O grande mistério, porém, é em relação a qual será o espaço utilizado pela Eletrobras. Há quem diga, entre os funcionários da Secretaria estadual de Cultura, que será o subsolo, onde ficaria o Museu da Eletricidade. Ali, além de livros, há funcionários responsáveis pela iluminação e refrigeração com a incumbência de manter a excelência do funcionamento da biblioteca.

Há também uma apreensão em relação ao prédio anexo, que dá acesso à Rua da Alfândega. Ali, há uma biblioteca infantil e um auditório. “Esses espaços precisam ser mantidos”, disse outro funcionário. “Ali há cores, mobiliários mais adequados a crianças. tudo para provocar o interesse delas à leitura”.
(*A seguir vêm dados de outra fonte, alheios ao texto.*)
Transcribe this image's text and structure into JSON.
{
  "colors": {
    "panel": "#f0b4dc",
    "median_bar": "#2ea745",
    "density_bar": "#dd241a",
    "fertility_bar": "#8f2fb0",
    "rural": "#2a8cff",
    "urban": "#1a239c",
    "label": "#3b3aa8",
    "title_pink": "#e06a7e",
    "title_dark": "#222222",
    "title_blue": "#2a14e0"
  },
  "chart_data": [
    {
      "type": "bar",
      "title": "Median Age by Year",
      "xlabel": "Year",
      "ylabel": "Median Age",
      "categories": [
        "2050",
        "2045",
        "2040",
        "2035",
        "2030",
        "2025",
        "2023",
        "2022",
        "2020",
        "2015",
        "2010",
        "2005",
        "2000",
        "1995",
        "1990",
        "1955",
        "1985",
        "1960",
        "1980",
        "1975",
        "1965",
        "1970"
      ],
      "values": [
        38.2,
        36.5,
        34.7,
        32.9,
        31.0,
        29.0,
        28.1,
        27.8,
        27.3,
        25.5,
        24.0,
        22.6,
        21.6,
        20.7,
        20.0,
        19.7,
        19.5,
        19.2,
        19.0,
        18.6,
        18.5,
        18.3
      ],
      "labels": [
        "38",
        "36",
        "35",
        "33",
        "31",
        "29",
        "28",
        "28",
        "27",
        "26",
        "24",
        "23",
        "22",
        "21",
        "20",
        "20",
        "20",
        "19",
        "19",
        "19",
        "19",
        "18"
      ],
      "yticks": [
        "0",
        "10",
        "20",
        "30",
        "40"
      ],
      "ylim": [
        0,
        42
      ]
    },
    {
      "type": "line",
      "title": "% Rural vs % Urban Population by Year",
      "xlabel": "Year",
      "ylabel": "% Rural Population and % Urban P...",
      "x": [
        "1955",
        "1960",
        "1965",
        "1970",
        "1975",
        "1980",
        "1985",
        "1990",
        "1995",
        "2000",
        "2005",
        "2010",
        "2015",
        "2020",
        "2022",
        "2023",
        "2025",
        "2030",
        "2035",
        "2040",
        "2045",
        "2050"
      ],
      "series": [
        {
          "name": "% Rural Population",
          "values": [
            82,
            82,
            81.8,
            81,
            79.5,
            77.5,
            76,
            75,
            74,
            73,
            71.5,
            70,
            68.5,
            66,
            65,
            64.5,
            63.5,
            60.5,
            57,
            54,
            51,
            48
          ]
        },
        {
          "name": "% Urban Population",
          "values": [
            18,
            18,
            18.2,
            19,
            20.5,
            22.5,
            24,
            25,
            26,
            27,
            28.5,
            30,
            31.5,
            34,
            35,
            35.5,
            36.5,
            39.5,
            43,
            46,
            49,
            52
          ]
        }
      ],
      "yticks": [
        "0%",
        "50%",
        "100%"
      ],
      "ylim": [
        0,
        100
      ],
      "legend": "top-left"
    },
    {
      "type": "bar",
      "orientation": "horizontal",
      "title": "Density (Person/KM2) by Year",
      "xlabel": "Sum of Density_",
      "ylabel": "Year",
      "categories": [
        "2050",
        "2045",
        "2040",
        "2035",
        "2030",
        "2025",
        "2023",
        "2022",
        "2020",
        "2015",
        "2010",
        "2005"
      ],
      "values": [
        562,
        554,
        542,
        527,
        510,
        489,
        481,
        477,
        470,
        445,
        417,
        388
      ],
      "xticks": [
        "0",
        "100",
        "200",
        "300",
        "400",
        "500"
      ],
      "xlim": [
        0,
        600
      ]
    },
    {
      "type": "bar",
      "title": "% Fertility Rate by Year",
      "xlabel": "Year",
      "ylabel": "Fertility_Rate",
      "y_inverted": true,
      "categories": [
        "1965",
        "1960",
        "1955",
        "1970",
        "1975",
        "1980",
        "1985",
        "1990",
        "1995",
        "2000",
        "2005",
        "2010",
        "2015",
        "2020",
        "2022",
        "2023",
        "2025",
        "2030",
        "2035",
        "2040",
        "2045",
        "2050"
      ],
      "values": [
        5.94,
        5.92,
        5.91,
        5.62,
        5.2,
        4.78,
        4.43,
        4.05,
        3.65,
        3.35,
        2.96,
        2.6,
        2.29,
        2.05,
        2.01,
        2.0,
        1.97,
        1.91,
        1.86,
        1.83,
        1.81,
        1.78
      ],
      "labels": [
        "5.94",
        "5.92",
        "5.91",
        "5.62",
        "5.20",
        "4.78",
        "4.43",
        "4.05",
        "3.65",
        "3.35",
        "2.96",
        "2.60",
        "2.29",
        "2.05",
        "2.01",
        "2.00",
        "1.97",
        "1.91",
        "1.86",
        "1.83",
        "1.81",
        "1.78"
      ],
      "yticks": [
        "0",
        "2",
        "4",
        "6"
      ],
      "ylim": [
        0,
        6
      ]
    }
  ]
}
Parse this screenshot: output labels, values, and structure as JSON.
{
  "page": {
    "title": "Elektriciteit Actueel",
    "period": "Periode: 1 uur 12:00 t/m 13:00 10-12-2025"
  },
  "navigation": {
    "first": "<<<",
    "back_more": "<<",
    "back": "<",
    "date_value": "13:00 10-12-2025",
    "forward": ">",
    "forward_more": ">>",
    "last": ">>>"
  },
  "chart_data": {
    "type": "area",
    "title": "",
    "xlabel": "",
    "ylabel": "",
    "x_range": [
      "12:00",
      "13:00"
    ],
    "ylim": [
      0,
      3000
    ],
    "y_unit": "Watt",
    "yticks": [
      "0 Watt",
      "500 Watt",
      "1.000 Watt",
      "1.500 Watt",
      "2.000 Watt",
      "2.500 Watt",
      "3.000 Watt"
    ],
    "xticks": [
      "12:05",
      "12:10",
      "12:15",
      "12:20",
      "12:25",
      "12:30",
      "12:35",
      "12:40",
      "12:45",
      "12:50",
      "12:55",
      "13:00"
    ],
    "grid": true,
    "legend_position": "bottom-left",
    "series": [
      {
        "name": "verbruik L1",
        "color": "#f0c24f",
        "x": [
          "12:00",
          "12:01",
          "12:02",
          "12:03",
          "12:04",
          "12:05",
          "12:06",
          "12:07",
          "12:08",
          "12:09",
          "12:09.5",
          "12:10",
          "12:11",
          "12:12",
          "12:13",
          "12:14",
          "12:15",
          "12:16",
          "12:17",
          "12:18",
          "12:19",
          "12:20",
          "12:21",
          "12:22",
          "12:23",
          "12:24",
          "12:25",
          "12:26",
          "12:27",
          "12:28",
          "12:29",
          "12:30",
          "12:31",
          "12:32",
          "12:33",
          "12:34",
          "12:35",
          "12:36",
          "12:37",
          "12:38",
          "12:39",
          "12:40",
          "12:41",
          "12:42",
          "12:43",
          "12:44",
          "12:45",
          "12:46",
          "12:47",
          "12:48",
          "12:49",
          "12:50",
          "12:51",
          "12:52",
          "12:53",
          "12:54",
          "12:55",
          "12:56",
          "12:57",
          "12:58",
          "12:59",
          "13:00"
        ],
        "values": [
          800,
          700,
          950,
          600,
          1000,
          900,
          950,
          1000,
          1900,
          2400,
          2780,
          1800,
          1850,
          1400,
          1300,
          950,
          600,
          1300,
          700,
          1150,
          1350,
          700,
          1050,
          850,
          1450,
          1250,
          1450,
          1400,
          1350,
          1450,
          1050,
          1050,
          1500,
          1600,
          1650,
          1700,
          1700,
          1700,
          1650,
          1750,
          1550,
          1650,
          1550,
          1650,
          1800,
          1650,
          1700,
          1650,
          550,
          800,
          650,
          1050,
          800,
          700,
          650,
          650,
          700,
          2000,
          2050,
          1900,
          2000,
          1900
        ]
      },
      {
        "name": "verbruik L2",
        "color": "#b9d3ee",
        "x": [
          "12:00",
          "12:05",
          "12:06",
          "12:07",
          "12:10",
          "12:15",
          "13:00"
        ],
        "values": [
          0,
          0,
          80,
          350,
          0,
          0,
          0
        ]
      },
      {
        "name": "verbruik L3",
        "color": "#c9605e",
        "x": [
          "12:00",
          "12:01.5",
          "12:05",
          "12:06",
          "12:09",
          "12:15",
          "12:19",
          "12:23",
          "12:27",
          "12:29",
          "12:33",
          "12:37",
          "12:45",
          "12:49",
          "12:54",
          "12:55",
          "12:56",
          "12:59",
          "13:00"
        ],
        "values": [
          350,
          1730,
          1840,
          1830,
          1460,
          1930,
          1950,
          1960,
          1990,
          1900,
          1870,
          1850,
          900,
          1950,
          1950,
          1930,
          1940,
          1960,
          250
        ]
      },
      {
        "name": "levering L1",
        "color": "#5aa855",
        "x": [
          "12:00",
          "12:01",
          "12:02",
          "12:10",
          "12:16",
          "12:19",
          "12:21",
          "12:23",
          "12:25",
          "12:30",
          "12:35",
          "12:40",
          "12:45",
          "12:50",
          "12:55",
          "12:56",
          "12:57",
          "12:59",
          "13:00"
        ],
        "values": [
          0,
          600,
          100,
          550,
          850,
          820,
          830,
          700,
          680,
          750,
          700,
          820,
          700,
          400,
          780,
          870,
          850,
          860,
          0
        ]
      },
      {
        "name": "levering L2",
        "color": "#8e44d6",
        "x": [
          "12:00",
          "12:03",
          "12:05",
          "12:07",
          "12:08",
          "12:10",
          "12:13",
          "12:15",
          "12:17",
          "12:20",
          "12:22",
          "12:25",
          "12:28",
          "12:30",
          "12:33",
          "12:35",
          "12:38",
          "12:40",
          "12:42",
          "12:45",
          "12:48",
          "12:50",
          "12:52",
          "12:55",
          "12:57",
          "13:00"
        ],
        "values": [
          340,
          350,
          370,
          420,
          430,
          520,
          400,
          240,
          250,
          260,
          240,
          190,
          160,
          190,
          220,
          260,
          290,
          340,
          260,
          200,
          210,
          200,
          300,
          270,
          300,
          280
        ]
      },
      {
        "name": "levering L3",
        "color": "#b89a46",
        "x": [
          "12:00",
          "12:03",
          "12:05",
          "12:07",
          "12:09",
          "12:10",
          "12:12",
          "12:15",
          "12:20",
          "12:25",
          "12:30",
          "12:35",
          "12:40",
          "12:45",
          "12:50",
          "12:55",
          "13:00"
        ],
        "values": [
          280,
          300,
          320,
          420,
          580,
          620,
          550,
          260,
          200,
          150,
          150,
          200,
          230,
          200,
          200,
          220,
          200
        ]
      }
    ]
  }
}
O atual secretário estadual de Cultura, Leandro Sampaio, é oficial bombeiro e sucedeu o deputado André Lazaroni (PMDB-RJ). Na Secretaria estadual de Cultura, há um desconforto com esses nomes. Daí a preocupação com o destino de um equipamento tão importante. Segundo sua assessoria de imprensa, o atual secretário vai anunciar, em coletiva, como será a Biblioteca Parque com a Eletrobras. Enquanto isso, questões importantes continuam no ar: o auditório voltará a abrigar grandes debates? O teatro terá uma programação relevante? A sonho de Darcy Ribeiro para a Biblioteca Parque será levado em conta?